Bir millet için iç savaştan daha büyük bir yıkım olabilir mi?
Az gelişmiş ülkelerde, etnik köken, din, mezhep veya siyasi görüş farklılıkları nedeniyle, milyonlarca insan birbirinin gözünü oyuyor. Oluk gibi kan akıyor. Milli servetler heder ediliyor.
En somut örnekler, hemen güney sınırımızda ve sonuçları da, çarşıda, pazarda, caddede, sokakta her an gözlerimizin önünde.
İnternette basit bir arama yaptığınızda, Amerika’nın 2003’te Irak’a askeri müdahalesinden bu yana, süregelen iç savaş nedeniyle ölenlerin sayısı 1.2 milyon olarak karşınıza çıkıyor.
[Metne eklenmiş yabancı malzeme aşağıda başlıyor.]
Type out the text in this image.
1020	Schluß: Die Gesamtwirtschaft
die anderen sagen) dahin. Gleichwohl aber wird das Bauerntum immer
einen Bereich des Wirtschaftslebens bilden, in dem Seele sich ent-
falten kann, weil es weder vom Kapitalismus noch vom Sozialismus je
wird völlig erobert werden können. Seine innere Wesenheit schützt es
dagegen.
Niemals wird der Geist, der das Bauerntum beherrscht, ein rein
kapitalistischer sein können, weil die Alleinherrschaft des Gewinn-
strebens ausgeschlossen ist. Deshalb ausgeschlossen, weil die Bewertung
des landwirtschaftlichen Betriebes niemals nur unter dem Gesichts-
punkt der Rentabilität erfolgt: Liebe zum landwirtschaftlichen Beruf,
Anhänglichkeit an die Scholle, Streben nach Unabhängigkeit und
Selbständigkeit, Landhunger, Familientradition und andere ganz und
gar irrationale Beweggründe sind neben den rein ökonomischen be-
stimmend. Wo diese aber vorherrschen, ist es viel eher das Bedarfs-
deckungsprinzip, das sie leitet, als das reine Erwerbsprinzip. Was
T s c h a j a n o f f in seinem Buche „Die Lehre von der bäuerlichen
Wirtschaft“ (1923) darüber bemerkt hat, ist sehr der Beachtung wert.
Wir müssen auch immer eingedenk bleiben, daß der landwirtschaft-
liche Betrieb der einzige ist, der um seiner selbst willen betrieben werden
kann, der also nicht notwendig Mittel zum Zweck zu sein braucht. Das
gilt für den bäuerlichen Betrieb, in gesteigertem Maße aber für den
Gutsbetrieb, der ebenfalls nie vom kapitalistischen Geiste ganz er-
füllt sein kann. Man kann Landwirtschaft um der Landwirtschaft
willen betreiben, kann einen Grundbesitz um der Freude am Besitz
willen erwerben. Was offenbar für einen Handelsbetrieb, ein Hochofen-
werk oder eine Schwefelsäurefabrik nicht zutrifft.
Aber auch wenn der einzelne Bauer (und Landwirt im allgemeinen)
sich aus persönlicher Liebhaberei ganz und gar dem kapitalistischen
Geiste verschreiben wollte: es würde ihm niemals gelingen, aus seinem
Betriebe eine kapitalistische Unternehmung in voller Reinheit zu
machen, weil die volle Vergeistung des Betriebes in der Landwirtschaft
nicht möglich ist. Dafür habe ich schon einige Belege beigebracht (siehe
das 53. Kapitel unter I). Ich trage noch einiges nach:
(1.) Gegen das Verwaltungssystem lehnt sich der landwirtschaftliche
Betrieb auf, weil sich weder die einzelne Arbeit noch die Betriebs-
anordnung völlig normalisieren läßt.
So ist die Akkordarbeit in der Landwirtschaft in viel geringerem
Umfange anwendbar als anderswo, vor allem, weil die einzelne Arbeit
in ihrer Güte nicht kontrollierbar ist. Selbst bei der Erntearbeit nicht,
Suriye’de halen devam eden iç savaşın bilançosu ise kimi kaynaklara göre 470 bin ölü…
*
Suriye’den 5 milyonu aşkın insanın komşu ülkelere göç ettiği, bunlardan 3 milyonunun da ülkemizde olduğu biliniyor.
Ege’yi mülteci mezarlığına döndüren batık mülteci tekneleri manzaraları ve Aylan bebekle simgelenen korkunç trajedi, aklımıza geldikçe hâlâ içimizi titretiyor.
Yaşadığımız şehirde de Iraklı ve Suriyeli mülteciler var ve hemen her gün karşılaşıyoruz onlarla. Bu karşılaşmalar, iç savaşın acımasızlığını ve bir halkın adeta yok oluşunu unutmamamızı sağlıyor.
*
İç savaş demek, milyonlarca insanın ya ölmesi, ya da her şeyini kaybedip sürünmesi demek…Evini, ocağını, işini, ailesini, yaşadığı şehri, anılarını, geçmişini, geleceğini kaybetmesi demek…Geçmişte saygın bir mesleğe sahip olanların bile, ekmeğe muhtaç hale gelmesi, yerine göre dilenmek durumunda kalması demek…Her türlü aşağılanmaya, istismara açık, sefil bir hayata mahkûm olması demek…
*
Birleşmiş Milletler Çocuklara Yardım Fonu (UNICEF) Nijerya, Somali, Güney Sudan ve Yemen’de 1 milyon 400 bin çocuğun açlıktan ölme tehlikesiyle karşı karşıya olduğunu açıklamış.
Yetersiz beslenme nedeniyle “çöp”e dönmüş masum yavrucuklar gözünüzün önüne geliyor hemen ve bir anda içiniz kararıyor.
Yediğiniz lokma, boğazınızdan nasıl geçerse geçsin…
*
Doğa koşullarının kıtlığa yol açması yeni bir şey değil ne yazık ki…Çağlar boyunca yaşanmış…Ama bir de iç savaş yüzünden aç kalan insanlar var…Göz göre göre açlıktan
ölüme giden çocuklar var…
Lafa gelince, “insan sevgisi” adına mangalda kül bırakmayız, ama bu gibi insanlık facialarına tanık olduğumuzda, şöyle bir üzülür, ah vah eder, az sonra unuturuz.
Unutmamalıyız.
Ne yapabiliriz, elimizden ne gelir diye samimi olarak düşünmeli, değerlendirmeliyiz.
Açlıktan ölen çocuklardan, bütün dünya halklarının sorumlu olduğunu bilmeli, yeri geldiğinde haykırmalıyız.
Dünyadaki sömürü düzenini değiştirmeye gücümüz yetmese bile, hiç değilse merhamet duygusunu yeşertmek için yapabileceğimiz şeyler olmalı.
*
Tabii önce, iç savaşlara sebep olan ilkel ve yapay ayrımcılık anlayışının karşısında safımızı belirlemeliyiz.
Hele de ülkemizde…
Karşılıklı anlayışı, hoşgörüyü, kardeşlik duygusunu güçlendirmek için bütün samimiyetimizle çaba harcamalıyız.
Hiç kuşkusuz, başta kendi yüreklerimizden çıkarıp atmalıyız sevgisizliği, ayrımcılığı…
Herkesin sözle ifade ettiği, ama anlamını içselleştirmek için gereken gayreti göstermediği bir kavramı; farklılıklarımızın zenginliğimiz olduğu gerçeğini, aklımıza, beynimize, kalbimize silinmez bir şekilde yazmalı ve yaşam felsefesi haline getirmeliyiz.
Açlıktan ölümle karşı karşıya gelen yavruların, -Allah korusun- ileride bu milletin çocukları olabileceği ihtimalini, kâbusunu şimdiden görerek, hissederek aklımızı başımıza toplamalıyız.
Ders almamız için yeteri kadar örnek var önümüzde.